Finding Wat Sri Rattana Mahathat was initially a bit of a challenge, as there are many wats – temples – along the riverside in Phitsanulok. And nothing is being signposted in English, it is Thai-only here. But then I spot the tourist service office, in English, next to one temple complex and although the office itself is closed, this is enough of a give-away. Indeed, inside it is obvious that I have arrived at the right place, as have hundreds of local people, too. This is an active temple, as opposed to the many stone ruins we have seen in the past days, with its own charms: at the same time a very religious place, as well as a chaotic business platform. Vendors outside sell incense sticks, flowers, fake money, all required for offering. Others sell live fishes, which can be freed in the nearby river to attain merit, or dead fishes, which can be eaten in many of the food stalls outside. Lots of people are praying in front of the many Buddhas, but at the same time – this is a narcissist world after all – taking selfies with the statues in the back. Which leads to the funny situation that, in front of the most venerated of all statues, half of the people are facing the statue, and the other half are turned in the opposite direction, looking into camera or telephone.

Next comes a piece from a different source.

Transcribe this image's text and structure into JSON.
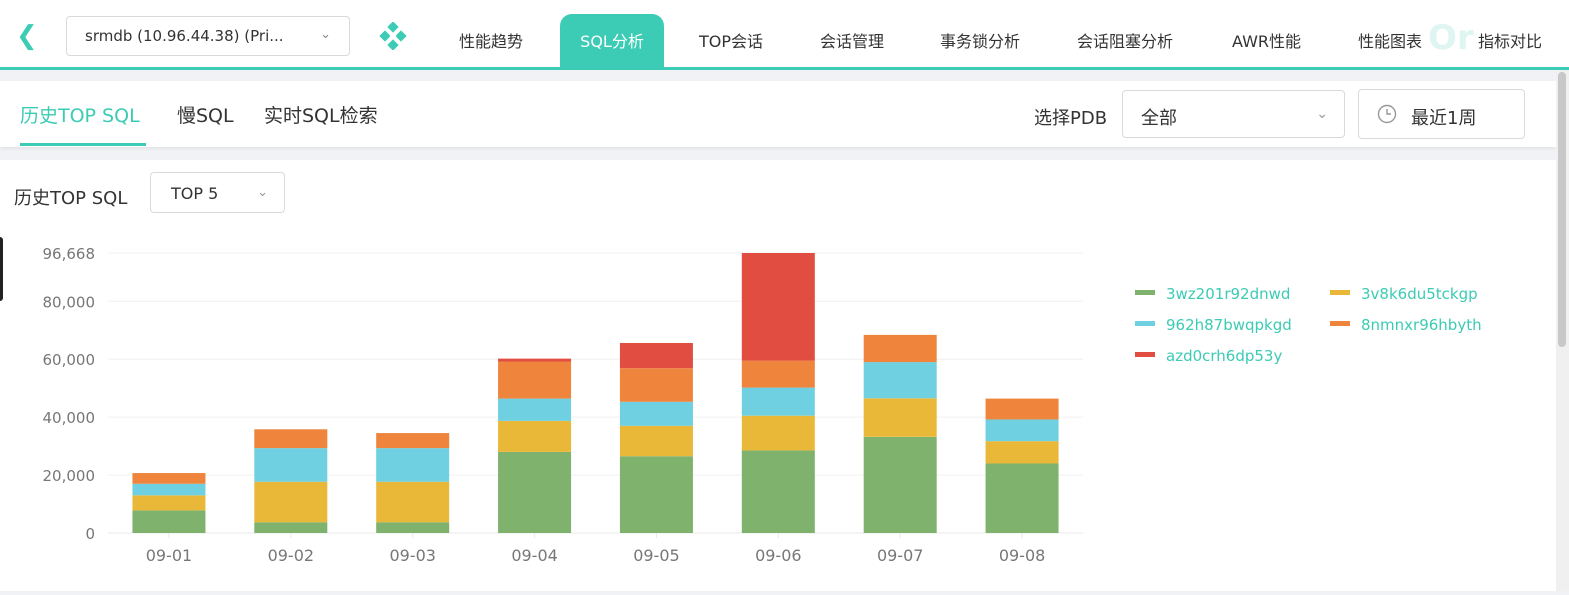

There are several rooms with Buddha statues, and the walls of several courtyards are lined with further statues, all new, all gold-coloured. A steep flight of stairs leads into the prang, to a small temple room towering above all others. This is how the stone ruins of Ayutthaya and Sukhothai must have looked like, hundreds of years ago, before the statues were vandalised.
Oh, and another observation, not for the first time: where the centre of Phitsanulok looks pretty run-down, the temple is impeccably maintained, freshly painted, clean. A matter of priorities, I suppose.
There is little else to keep us in here. The night market is as so many night markets we have seen before, always fun, and always some special food to admire. But it is pretty small, and in the end we have our meal in a restaurant along the river. The next day we make our way to the railway station, which proudly announces itself with an old train engine outside, and head back to Bangkok.